Presiden Korsel, Lee Jae-myung, yang baru saja mengunjungi AS dan bertemu Presiden Donald Trump pada akhir Agustus, menyebut insiden tersebut sebagai “pelanggaran yang tidak adil” dan merasa “sangat bertanggung jawab” untuk melindungi warga negara Korsel.
Sebagai respons, Seoul mengutus Menteri Luar Negeri (Menlu) Cho Hyun ke Washington. Pada Rabu (10/9), Cho bertemu dengan Menlu AS Marco Rubio untuk membahas penahanan pekerja tersebut dan mendesak pihak berwenang AS agar mereka dipulangkan dengan cepat tanpa mengalami kendala saat kembali ke AS di masa depan.
Sebuah pesawat carter Korean Air yang disiapkan untuk memulangkan para pekerja tiba di bandara Atlanta pada Rabu.
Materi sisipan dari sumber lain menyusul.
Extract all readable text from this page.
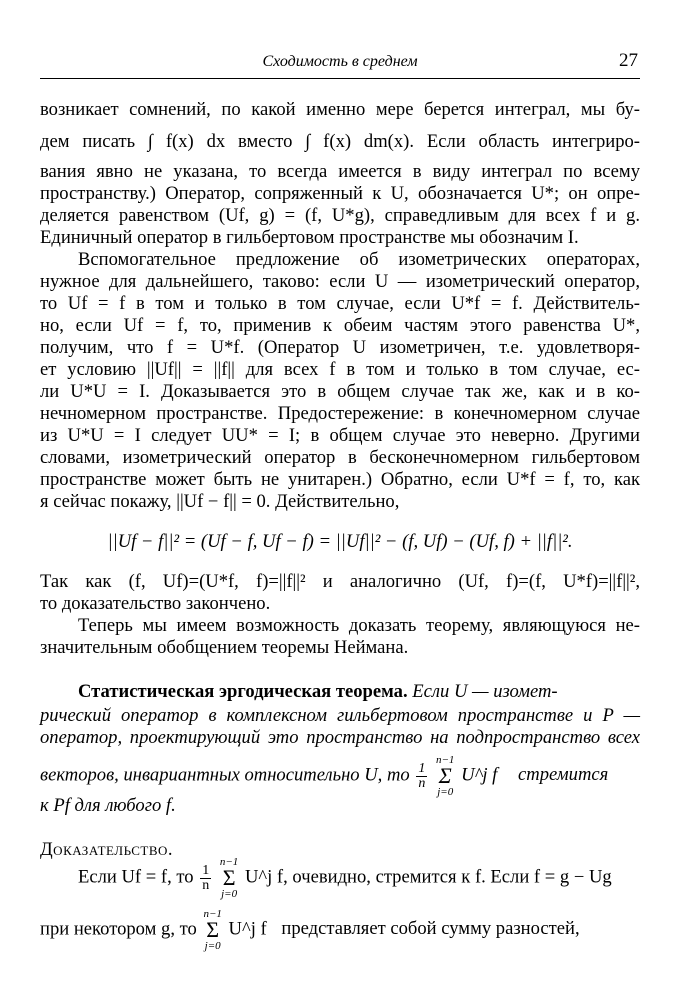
Сходимость в среднем	27
возникает сомнений, по какой именно мере берется интеграл, мы бу-
дем писать ∫ f(x) dx вместо ∫ f(x) dm(x). Если область интегриро-
вания явно не указана, то всегда имеется в виду интеграл по всему
пространству.) Оператор, сопряженный к U, обозначается U*; он опре-
деляется равенством (Uf, g) = (f, U*g), справедливым для всех f и g.
Единичный оператор в гильбертовом пространстве мы обозначим I.
Вспомогательное предложение об изометрических операторах,
нужное для дальнейшего, таково: если U — изометрический оператор,
то Uf = f в том и только в том случае, если U*f = f. Действитель-
но, если Uf = f, то, применив к обеим частям этого равенства U*,
получим, что f = U*f. (Оператор U изометричен, т.е. удовлетворя-
ет условию ||Uf|| = ||f|| для всех f в том и только в том случае, ес-
ли U*U = I. Доказывается это в общем случае так же, как и в ко-
нечномерном пространстве. Предостережение: в конечномерном случае
из U*U = I следует UU* = I; в общем случае это неверно. Другими
словами, изометрический оператор в бесконечномерном гильбертовом
пространстве может быть не унитарен.) Обратно, если U*f = f, то, как
я сейчас покажу, ||Uf − f|| = 0. Действительно,
||Uf − f||² = (Uf − f, Uf − f) = ||Uf||² − (f, Uf) − (Uf, f) + ||f||².
Так как (f, Uf)=(U*f, f)=||f||² и аналогично (Uf, f)=(f, U*f)=||f||²,
то доказательство закончено.
Теперь мы имеем возможность доказать теорему, являющуюся не-
значительным обобщением теоремы Неймана.
Статистическая эргодическая теорема. Если U — изомет-
рический оператор в комплексном гильбертовом пространстве и P —
оператор, проектирующий это пространство на подпространство всех
векторов, инвариантных относительно U, то $\frac{1}{n}$

n−1
Σ
j=0
U^j f стремится
к Pf для любого f.
Доказательство.
Если Uf = f, то $\frac{1}{n}$

n−1
Σ
j=0
U^j f, очевидно, стремится к f. Если f = g − Ug
при некотором g, то
n−1
Σ
j=0
U^j f представляет собой сумму разностей,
Menurut Yonhap, pesawat berangkat pada Kamis (11/9) membawa 316 warga Korsel.
Pejabat AS menyatakan operasi ini bertujuan menegakkan undang undang imigrasi. Mereka menjelaskan sebagian besar tahanan masuk ke AS dengan visa B-1 atau ESTA, yang tidak memperbolehkan mereka bekerja.
Kepala perbatasan Gedung Putih, Tom Homan, tanpa memberikan komentar spesifik tentang operasi di Georgia, menegaskan akan ada lebih banyak operasi penegakan hukum di tempat kerja.
Hyundai dan LG Energy Solution, pemilik pabrik yang menjadi sasaran, menegaskan para pekerja yang ditahan merupakan teknisi subkontrak untuk tugas sementara. Hyundai berjanji akan mematuhi semua undang-undang dan peraturan imigrasi AS.
Dalam wawancara, Trump menyebut para tahanan sebagai “orang asing ilegal” dan menekankan bahwa AS tetap terbuka untuk investasi asing, asalkan perusahaan mematuhi peraturan imigrasi.
Namun, ketika menjelaskan penundaan satu hari pemulangan tahanan pada Rabu, Rubio menyatakan Trump “mendorong” para pekerja tersebut untuk tetap di AS guna melanjutkan pekerjaan dan melatih pekerja lokal, menurut Yonhap.
Pabrik yang menjadi target merupakan bagian dari proyek Hyundai senilai 12,6 miliar dolar AS di Georgia, yang disebut sebagai “investasi tunggal terbesar dalam sejarah negara bagian itu” dan direncanakan mempekerjakan 8.500 orang.
Penggerebekan ini berpotensi memperlambat pembangunan. LG Energy Solution bahkan menghentikan perjalanan bisnis karyawannya ke AS kecuali untuk keperluan mendesak, menurut sejumlah laporan media.
Para analis memperingatkan penggerebekan ini bisa menahan investor asing untuk berinvestasi di AS, karena proyek manufaktur, termasuk yang dipimpin perusahaan Korsel, membutuhkan lebih banyak pekerja terampil dibandingkan yang diperbolehkan oleh program visa saat ini.
Menteri Keamanan Dalam Negeri AS, Kristi Noem, pada Senin (8/9) menyebut penggerebekan imigrasi di Georgia sebagai “kesempatan besar” untuk memastikan investor asing mematuhi kebijakan imigrasi pemerintahan Trump.
Setelah pertemuan para diplomat pada Rabu, Cho mengatakan kepada wartawan Korsel bahwa kedua pihak sepakat membentuk kelompok kerja untuk menangani masalah visa, termasuk kemungkinan pembuatan kategori visa baru yang mendukung perjalanan bisnis dan operasi perusahaan Korsel di AS.